You should look between 2.5 and 25µm. If you have the possibility, you can go until 65µm, there is a vibration mode around 50µm, corresponding to vibration of La or Sr relative to Mn-O lattice.
Usually, in a ABO3 perfect cubic perovskite, you have three vibration mode, at around 18, 24 and 55µm (approximately, this is the typical value for LaFeO3, but its depends of the constituents, for instance it is 15.5µm, 38 et 89 µm for CaTiO3), corresponding to B-O stretching, B-O-B bending, and A vibration relative to B-O lattice, respectively. When you break the symmetry, you increase the number of the mode, up to 22 modes for LaFeO3 for instance (Pnma group), but they are mainly grouped in three band at 18, 24 and 55µm.

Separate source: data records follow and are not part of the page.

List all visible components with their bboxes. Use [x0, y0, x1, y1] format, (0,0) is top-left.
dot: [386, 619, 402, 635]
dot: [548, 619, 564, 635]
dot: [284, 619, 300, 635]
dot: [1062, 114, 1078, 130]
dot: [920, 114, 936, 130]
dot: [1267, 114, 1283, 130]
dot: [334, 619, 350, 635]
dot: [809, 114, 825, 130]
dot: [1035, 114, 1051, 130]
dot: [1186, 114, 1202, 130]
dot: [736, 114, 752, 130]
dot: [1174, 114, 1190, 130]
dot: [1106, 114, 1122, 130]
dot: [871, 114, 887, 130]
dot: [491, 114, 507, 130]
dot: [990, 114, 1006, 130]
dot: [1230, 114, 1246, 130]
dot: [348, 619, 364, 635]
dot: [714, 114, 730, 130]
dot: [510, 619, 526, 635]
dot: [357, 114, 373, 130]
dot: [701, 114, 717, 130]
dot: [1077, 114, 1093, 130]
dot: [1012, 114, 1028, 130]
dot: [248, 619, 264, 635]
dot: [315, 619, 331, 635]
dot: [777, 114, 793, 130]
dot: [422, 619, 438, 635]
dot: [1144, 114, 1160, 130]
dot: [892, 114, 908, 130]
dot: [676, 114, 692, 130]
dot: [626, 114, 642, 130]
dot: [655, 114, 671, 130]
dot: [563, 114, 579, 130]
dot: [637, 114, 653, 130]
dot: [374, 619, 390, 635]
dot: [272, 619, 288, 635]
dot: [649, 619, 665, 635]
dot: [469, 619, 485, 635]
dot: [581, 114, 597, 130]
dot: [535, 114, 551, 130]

So, in your perovsktie, you should have mode at around 10-20µm, 22-27µm, and 45-65µm. If you substitute La by Sr, you must have two mode around 45-60µm, but the other mode should be less affected (due to B-O bound) compare to LaMnO3 or SrMnO3.
Regards,
Emile HAYE
PS: to see the effect of the RE on the FTIR spectra, you can look at figure 8 on the following paper "Properties of rare-earth orthoferrites perovskite driven by steric hindrance" Journal of Alloys and Compounds, Volume 657, 5 February 2016, Pages 631–638, a recent paper that I recently wrote.